A company, through a general agent, took out a group insurance policy covering the death and permanent total disability of its managing director. Sometime later, the officer became 80% disabled and made a claim against the policy. The insurer denied cover on the ground that cover required a 100% disability rate. As a result, the company that took out the policy and the beneficiaries of the insured started proceedings against the insurer (without however suing the intermediary as they considered the insurer to be liable for the acts of its general agent).
The court rejected the claims of the insured and the beneficiaries because it found that the intermediary had not committed a breach of duty. The court found that the officer had “entered into the contract with full knowledge of the coverage provided and did not need to be provided with additional information”, and that the intermediary did not breach its obligations because the policy’s disability clause was “clear and unambiguous”. Furthermore, the court point out that the agent had “several other coverages” on a document the managing director had signed, which the managing director had “chosen not to take out”.
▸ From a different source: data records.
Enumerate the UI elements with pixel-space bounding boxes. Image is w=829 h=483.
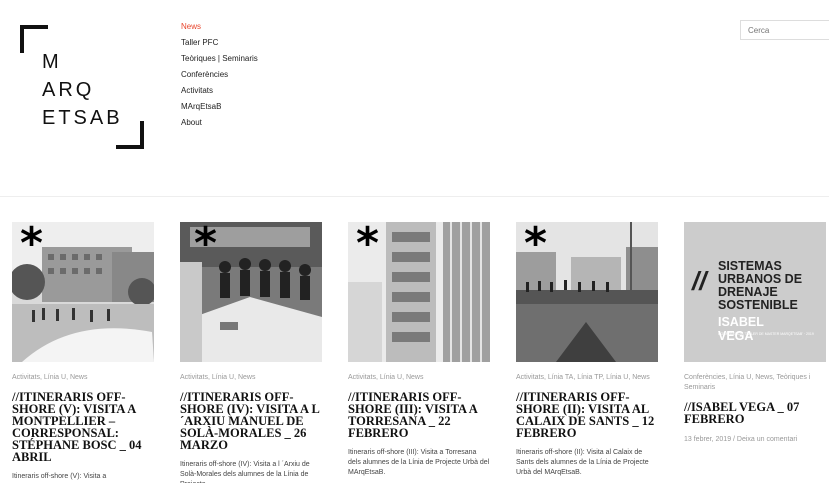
post-categories[interactable]: Activitats, Línia U, News (12, 373, 154, 383)
header-divider (0, 196, 829, 197)
post-thumbnail[interactable]: // SISTEMAS URBANOS DE DRENAJE SOSTENIBL… (684, 222, 826, 362)
logo-line-2: ARQ (42, 79, 95, 101)
post-excerpt: Itineraris off-shore (V): Visita a (12, 473, 107, 480)
post-card: * Activitats, Línia U, News //Itineraris… (180, 222, 322, 483)
post-excerpt: Itineraris off-shore (II): Visita al Cal… (516, 449, 649, 476)
nav-item-conferencies[interactable]: Conferències (181, 67, 258, 83)
post-meta[interactable]: 13 febrer, 2019 / Deixa un comentari (684, 435, 826, 445)
logo-corner-bottom-right (116, 121, 144, 149)
post-card: * Activitats, Línia U, News //Itineraris… (348, 222, 490, 478)
nav-item-marqetsab[interactable]: MArqEtsaB (181, 99, 258, 115)
post-card: // SISTEMAS URBANOS DE DRENAJE SOSTENIBL… (684, 222, 826, 445)
post-categories[interactable]: Conferències, Línia U, News, Teòriques i… (684, 373, 826, 393)
site-logo[interactable]: M ARQ ETSAB (20, 25, 150, 155)
nav-item-about[interactable]: About (181, 115, 258, 131)
post-excerpt: Itineraris off-shore (III): Visita a Tor… (348, 449, 490, 476)
poster-title: SISTEMAS URBANOS DE DRENAJE SOSTENIBLE (718, 259, 803, 312)
nav-item-news[interactable]: News (181, 19, 258, 35)
post-thumbnail[interactable]: * (12, 222, 154, 362)
nav-item-taller-pfc[interactable]: Taller PFC (181, 35, 258, 51)
post-title[interactable]: //Itineraris off-shore (IV): VISITA A L´… (180, 391, 322, 452)
nav-item-teoriques[interactable]: Teòriques | Seminaris (181, 51, 258, 67)
post-title[interactable]: //Itineraris off-shore (II): VISITA AL C… (516, 391, 658, 440)
nav-item-activitats[interactable]: Activitats (181, 83, 258, 99)
post-title[interactable]: //ISABEL VEGA _ 07 FEBRERO (684, 401, 826, 426)
poster-caption: CONFERENCIA 'TALLER DE MASTER MARQETSAB'… (718, 332, 814, 336)
post-card: * Activitats, Línia U, News //Itineraris… (12, 222, 154, 482)
post-card: * Activitats, Línia TA, Línia TP, Línia … (516, 222, 658, 478)
post-categories[interactable]: Activitats, Línia U, News (348, 373, 490, 383)
post-thumbnail[interactable]: * (180, 222, 322, 362)
logo-line-1: M (42, 51, 62, 73)
post-categories[interactable]: Activitats, Línia U, News (180, 373, 322, 383)
main-nav: News Taller PFC Teòriques | Seminaris Co… (181, 19, 258, 131)
asterisk-icon: * (194, 222, 218, 269)
post-categories[interactable]: Activitats, Línia TA, Línia TP, Línia U,… (516, 373, 658, 383)
post-thumbnail[interactable]: * (348, 222, 490, 362)
post-title[interactable]: //Itineraris off-shore (V): VISITA A MON… (12, 391, 154, 464)
poster-slashes: // (692, 266, 707, 296)
asterisk-icon: * (20, 222, 44, 269)
post-excerpt: Itineraris off-shore (IV): Visita a l ´A… (180, 461, 310, 483)
post-thumbnail[interactable]: * (516, 222, 658, 362)
asterisk-icon: * (524, 222, 548, 269)
logo-corner-top-left (20, 25, 48, 53)
search-input[interactable] (740, 20, 829, 40)
asterisk-icon: * (356, 222, 380, 269)
post-title[interactable]: //Itineraris off-shore (III): VISITA A T… (348, 391, 490, 440)
logo-line-3: ETSAB (42, 107, 123, 129)
poster-speaker: ISABEL VEGA (718, 315, 764, 343)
This decision reaffirms the principle that clear contractual clauses limit an insurance intermediary’s duty to provide information and advice. This decision is a positive point for intermediaries because it specifies that the duties imposed on intermediaries do not require them to take any particular action if, merely by reading the policy or endorsement he signs, the insured will be able to understand for himself the scope of the conditions of the policy taken out.